Porte-drapeau d'une nouvelle génération d'invalides, Tonny Gröen, 45 ans, milite pour que les handicapés retrouvent un emploi, au moins à temps partiel. Auteur d'un ouvrage sur la question qu'elle a nourri de dizaines de témoignages, cette salariée du FNV, le principal syndicat du pays, est elle-même atteinte d'une maladie chronique depuis quatre ans. À force de volonté, elle a réussi à faire aménager ses horaires. Elle travaille 16 heures par semaines, payées 32, grâce au complément que lui procurent la pension d'invalidité et son assurance prévoyance. En un an, son livre s'est déjà vendu à près de 3 000 exemplaires…

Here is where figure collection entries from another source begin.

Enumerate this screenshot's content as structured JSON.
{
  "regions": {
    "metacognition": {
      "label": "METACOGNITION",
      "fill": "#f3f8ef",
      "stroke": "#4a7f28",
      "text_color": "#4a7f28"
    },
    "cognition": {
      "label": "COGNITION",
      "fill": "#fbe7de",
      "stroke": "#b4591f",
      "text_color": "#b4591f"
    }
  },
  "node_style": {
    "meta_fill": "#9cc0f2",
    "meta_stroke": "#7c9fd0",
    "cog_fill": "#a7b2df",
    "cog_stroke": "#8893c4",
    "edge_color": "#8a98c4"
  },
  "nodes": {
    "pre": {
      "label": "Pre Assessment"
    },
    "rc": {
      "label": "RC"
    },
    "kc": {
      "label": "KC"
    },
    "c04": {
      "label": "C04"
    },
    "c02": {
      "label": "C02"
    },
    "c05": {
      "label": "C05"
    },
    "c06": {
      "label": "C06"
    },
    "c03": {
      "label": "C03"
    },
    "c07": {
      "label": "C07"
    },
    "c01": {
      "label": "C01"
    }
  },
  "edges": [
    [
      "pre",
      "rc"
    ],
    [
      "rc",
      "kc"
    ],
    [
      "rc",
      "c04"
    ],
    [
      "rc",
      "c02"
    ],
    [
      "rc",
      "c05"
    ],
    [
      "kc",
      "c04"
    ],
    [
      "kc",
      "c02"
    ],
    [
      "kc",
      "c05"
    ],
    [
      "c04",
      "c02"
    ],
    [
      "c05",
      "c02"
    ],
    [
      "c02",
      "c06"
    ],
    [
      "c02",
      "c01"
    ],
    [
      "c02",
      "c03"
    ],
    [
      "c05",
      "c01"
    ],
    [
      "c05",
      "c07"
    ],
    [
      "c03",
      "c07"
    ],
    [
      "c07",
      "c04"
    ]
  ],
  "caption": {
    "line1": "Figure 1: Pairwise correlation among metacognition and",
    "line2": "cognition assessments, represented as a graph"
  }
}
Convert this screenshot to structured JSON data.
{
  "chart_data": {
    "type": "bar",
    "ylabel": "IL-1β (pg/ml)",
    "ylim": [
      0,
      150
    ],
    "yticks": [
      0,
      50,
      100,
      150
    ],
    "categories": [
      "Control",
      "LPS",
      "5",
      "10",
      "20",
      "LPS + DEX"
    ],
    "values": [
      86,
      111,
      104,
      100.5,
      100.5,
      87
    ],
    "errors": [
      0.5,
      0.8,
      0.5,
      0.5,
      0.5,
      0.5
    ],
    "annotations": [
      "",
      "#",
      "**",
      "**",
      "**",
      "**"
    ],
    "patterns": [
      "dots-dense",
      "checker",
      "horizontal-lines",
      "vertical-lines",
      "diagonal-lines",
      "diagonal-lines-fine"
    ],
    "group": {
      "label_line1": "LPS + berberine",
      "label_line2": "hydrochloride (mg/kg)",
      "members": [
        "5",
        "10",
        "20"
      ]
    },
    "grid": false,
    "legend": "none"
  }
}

Dagmar Medics, 16 ans, fait partie des 18 jeunes filles en apprentissage à l'ÖBB, Österreischische Bundesbahnen, la SNCF autrichienne. Elle a choisi l'électromécanique et passe une journée par semaine dans l'école de l'entreprise et le reste en atelier. À l'instar d'autres grosses entreprises, l'ÖBB dispose de locaux, sur 13 sites, et de personnels entièrement dévolus à l'apprentissage. Depuis 1997, elle forme, outre un millier d'apprentis maison, 150 jeunes qui suivent un cursus de trois ans et demi, avec un enseignement, un statut et une rémunération identiques fixés par la convention de branche.

Ceux qui ne seront pas embauchés par ÖBB auront malgré tout un bagage à valoriser en fin de parcours.